The SQBR actually performs better at predicting the winner with a pro-style quarterback than the conventional passer rating system does. This isn’t particularly surprising given that the SQBR was designed to predict outcome while the passer rating system wasn’t, but I think it’s interesting nonetheless. All in all, the highest correlation between outcome and rating is for the SQBR for spread quarterbacks.
Finally, some numbers. The mean SQBR for spread quarterbacks was 36.93. For quarterbacks that scored more than one standard deviation above the mean, they won 97.2% of the time while winning only 18.1% of the time when scoring more than one standard deviation BELOW the mean. Discussion
So what does it all mean? It means the better your quarterback plays, the better chance you have of winning. This obviously isn’t groundbreaking, but I think it’s interesting to see how much bigger a difference it makes in this system. Keep in mind that all of this is calculated completely independent of defense. The extremes are very extreme here. Only one game was lost with a SQBR more than one standard deviation above the mean and that was a shootout loss by Pat White and WVU to Louisville at the peak of their Petrino era in 2006. On the other side, only 18% of the games were won with a SQBR more than one standard deviation below. Contrast that with the fact that in pro-style systems, teams were able to win 32% of the time with a poor SBQR and 48%(!) of the time with a passer rating more than one standard deviation below the mean. Close to twice as likely to win with a bad QB performance in the pro-style system.
Let’s see some numbers from the guys we know and love.
And finally, what I think most can agree is where we want to be.
The discrepancy between White’s last season with Rodriguez and where we are now is honestly mind boggling. In 23 games, we’ve seen a total of five above average games, and no games more than one standard deviation above the mean. The good performances basically line up with on field results. Forcier against WMU, ND, and Illinois*, Sheridan against Minnesota, and Threet against Notre Dame. White on the other hand had nine out of twelve games above average and eight out of twelve exceptional games. Unsurprisingly, WVU lost two of the three games where White’s numbers were below average.
What can our guys do better to emulate White? I think looking at these tables, it’s pretty obvious. One, be more of a running threat. White ran often and he ran well, our guys generally do neither. Two, limit the negatives. White only threw three INTs the entire season and was sacked less than once a game. Needless to say, our guys don’t exactly live up to this standard.

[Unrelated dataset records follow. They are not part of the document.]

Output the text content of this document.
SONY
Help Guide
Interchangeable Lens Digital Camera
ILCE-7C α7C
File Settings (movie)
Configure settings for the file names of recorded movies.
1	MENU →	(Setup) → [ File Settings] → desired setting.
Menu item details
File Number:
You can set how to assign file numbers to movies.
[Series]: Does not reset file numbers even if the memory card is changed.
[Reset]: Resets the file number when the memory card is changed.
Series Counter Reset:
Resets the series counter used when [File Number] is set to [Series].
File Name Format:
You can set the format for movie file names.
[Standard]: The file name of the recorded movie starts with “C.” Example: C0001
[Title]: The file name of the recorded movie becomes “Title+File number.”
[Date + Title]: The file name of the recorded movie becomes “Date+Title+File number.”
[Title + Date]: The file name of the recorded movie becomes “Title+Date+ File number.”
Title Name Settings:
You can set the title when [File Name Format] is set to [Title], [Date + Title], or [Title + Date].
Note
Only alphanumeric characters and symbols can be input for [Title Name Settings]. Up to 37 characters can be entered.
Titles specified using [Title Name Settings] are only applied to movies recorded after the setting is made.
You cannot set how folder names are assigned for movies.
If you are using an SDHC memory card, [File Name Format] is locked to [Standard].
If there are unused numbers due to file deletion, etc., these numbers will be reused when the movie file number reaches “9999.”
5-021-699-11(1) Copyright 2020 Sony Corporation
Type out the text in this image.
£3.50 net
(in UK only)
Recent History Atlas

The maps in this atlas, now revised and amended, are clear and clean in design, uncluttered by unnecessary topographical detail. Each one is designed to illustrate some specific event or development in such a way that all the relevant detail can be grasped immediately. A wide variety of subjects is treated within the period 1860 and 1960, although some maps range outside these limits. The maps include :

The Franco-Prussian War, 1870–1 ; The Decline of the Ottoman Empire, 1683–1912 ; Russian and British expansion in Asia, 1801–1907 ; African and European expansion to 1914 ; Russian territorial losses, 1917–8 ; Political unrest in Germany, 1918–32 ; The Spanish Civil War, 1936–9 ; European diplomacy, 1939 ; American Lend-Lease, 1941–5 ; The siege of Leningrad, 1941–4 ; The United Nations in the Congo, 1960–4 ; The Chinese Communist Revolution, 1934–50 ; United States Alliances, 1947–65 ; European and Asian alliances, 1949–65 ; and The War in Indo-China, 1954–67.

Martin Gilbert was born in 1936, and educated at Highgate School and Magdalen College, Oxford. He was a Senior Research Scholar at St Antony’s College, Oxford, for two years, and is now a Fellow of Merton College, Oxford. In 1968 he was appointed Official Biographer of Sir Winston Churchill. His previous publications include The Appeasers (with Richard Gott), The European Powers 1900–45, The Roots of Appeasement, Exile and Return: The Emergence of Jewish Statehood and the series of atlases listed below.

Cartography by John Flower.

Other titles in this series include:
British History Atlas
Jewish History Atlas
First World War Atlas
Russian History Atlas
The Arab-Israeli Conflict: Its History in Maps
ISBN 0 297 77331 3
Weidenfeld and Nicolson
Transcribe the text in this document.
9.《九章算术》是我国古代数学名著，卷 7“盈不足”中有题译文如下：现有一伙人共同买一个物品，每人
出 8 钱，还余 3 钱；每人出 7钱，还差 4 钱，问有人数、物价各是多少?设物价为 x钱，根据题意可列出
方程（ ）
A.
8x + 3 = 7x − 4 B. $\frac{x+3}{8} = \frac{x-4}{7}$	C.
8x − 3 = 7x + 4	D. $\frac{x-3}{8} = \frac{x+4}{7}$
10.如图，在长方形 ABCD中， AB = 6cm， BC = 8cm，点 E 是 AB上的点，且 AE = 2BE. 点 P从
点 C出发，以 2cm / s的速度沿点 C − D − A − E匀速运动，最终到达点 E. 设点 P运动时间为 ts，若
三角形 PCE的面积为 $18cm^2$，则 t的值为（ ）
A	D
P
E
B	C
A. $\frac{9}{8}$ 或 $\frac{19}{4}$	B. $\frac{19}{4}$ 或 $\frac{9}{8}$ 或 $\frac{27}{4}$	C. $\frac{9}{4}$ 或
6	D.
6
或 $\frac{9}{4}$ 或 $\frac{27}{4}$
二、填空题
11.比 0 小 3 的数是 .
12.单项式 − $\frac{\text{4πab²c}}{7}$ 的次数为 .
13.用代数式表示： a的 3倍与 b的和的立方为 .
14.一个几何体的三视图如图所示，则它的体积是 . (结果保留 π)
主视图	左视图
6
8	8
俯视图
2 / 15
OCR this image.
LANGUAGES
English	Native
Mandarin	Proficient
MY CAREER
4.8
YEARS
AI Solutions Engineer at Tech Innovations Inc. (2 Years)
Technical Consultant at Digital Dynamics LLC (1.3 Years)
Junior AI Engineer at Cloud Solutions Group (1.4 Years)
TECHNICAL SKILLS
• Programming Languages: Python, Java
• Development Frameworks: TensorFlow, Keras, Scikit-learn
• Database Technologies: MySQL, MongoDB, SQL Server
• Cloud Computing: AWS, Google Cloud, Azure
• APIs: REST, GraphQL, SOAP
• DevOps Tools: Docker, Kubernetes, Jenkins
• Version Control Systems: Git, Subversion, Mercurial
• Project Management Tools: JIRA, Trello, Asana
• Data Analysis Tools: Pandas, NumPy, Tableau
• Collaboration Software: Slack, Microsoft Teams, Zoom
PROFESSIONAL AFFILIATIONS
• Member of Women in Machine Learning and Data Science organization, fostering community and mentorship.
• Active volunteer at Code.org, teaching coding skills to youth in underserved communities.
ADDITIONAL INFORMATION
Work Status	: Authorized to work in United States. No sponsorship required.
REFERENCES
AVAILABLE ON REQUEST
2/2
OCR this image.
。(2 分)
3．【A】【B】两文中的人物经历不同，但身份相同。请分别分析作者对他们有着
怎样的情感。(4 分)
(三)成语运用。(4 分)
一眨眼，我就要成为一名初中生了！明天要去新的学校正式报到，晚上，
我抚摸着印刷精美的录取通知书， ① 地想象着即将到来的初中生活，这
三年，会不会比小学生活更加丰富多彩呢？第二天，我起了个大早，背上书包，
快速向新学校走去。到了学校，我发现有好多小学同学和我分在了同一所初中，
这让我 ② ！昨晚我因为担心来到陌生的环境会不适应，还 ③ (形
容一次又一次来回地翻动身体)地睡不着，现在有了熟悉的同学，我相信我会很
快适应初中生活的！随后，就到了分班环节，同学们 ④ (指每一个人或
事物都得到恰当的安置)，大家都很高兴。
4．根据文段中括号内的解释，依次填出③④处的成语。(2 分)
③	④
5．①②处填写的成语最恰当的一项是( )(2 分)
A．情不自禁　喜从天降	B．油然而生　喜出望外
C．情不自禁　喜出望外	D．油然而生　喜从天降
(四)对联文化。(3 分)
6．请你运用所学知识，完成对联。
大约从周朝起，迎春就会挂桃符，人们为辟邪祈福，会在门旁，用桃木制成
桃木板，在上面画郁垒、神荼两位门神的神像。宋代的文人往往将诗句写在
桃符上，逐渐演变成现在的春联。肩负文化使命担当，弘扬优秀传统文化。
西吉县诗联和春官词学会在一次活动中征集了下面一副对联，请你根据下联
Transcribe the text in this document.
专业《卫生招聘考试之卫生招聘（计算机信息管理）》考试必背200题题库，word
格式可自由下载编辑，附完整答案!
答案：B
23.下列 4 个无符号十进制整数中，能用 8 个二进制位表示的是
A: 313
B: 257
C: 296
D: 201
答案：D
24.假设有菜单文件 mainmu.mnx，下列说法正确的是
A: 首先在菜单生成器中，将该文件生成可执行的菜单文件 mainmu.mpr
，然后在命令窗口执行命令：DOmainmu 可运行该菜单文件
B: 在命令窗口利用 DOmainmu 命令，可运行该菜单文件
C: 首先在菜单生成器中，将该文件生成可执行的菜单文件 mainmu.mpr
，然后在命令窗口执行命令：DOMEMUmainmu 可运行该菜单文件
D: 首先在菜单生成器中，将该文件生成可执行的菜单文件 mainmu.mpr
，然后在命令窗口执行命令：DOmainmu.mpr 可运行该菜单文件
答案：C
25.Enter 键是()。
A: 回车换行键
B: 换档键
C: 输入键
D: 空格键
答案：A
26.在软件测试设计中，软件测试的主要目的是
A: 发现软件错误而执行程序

A big positive? Forcier is definitely doing better than last year’s guys. He is a true freshman, and I think we can expect a big jump from him next year (or else…). At the same time, I would also argue that Gardner should be given every possible chance to compete for the job next year. It’s clear to me that you need the best QB play possible for this to succeed and I think it’s only sensible to explore all of your options. With the current trends and feelings out there, I don’t think Rodriguez can worry about getting space between Forcier and Gardner, he needs to win as soon as humanly possible.
So basically, I guess I’m saying we need to continue to get better quarterback play if we’re going to succeed in this system. Looking at this, I’m starting to feel like Gardner is really the key to success, not Forcier. If Rodriguez needs to win next year to save his job, he should stick with Forcier. If he has the 4-5 years we think he does, I’d throw Gardner in there next year and get it rolling. Secondly, I really don’t think defense is all that important. Obviously the last two and a half games have made that statement sound kind of ridiculous, but I believe with good quarterback play in this system, the defense needs to achieve only competency.
Please let me know of any suggestions you can think of to make this better. Again, I’d be happy to give anyone the raw data that is a better statistician or is interested.
*I realized right at the end of this that I don’t have fumbles in the equation. For whatever reason, it wasn’t in the ESPN data I got. Crap… I think it would only be better though with fumbles included.